San Mattia was a former Roman Catholic monastery and church located at 14 via Sant'Isaia in Bologna, region of Emilia Romagna, Italy. The church was dedicated to Saint Matthias.

==History==
An earlier church was built just outside the Porta Saragozza for nuns from the San Mattia convent, a group of nuns originally derived from the Santa Maria del Monte della Guardia, who were guardians of the Basilica of San Luca. They had resided in that convent until it was destroyed in 1537 in the wars between Bologna and the Visconti. Some time later they built a new convent on the via Sant'Isaia, re-using houses and other properties they had acquired there.

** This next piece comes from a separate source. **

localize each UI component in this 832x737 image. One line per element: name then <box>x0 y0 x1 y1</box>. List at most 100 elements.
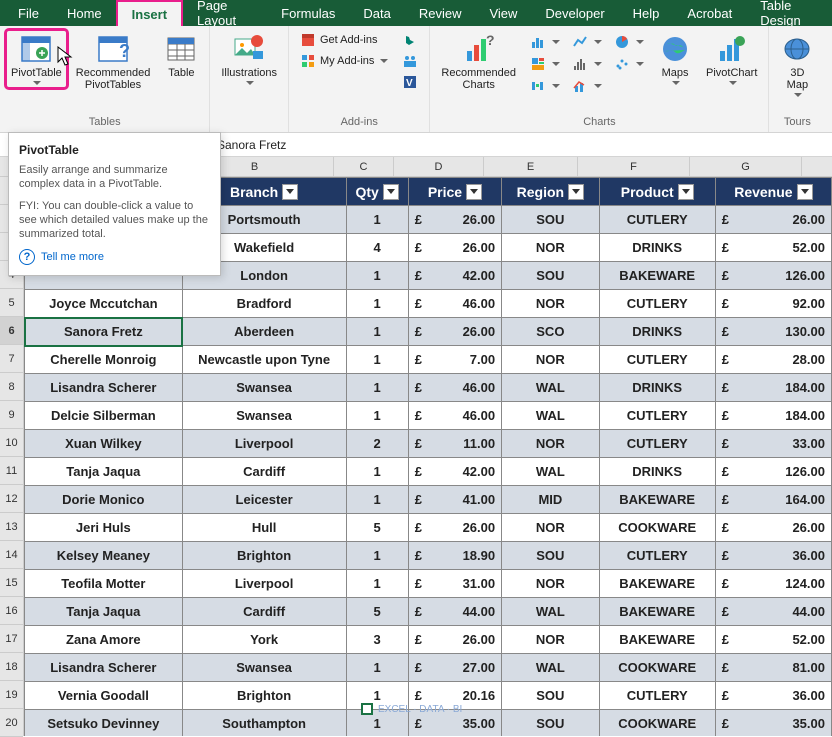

The new convent's church was built between 1575 and 1588 by Pietro Fiorini to plans by Antonio Morandi, known as Il Terribilia. It housed the image of the Virgin from San Luca for two days each year during its annual procession. It was rebuilt in the 18th century, with lavish additions to the decor but only minor alterations to the underlying architecture. The convent was suppressed in 1799 after the French invasion and the site given to a private owner. In the 1830s the city council converted the convent buildings into a school, which it still is today, whilst the church was deconsecrated and used as a warehouse until the end of the 1970s. The church and part of the monastery buildings were then sold by the city council to the Sovrintendenza per i beni architettonici dell'Emilia Romagna. This body restored it from 1981 onwards and used it to host cultural events. Since 2015 it has housed the Polo museale dell'Emilia Romagna.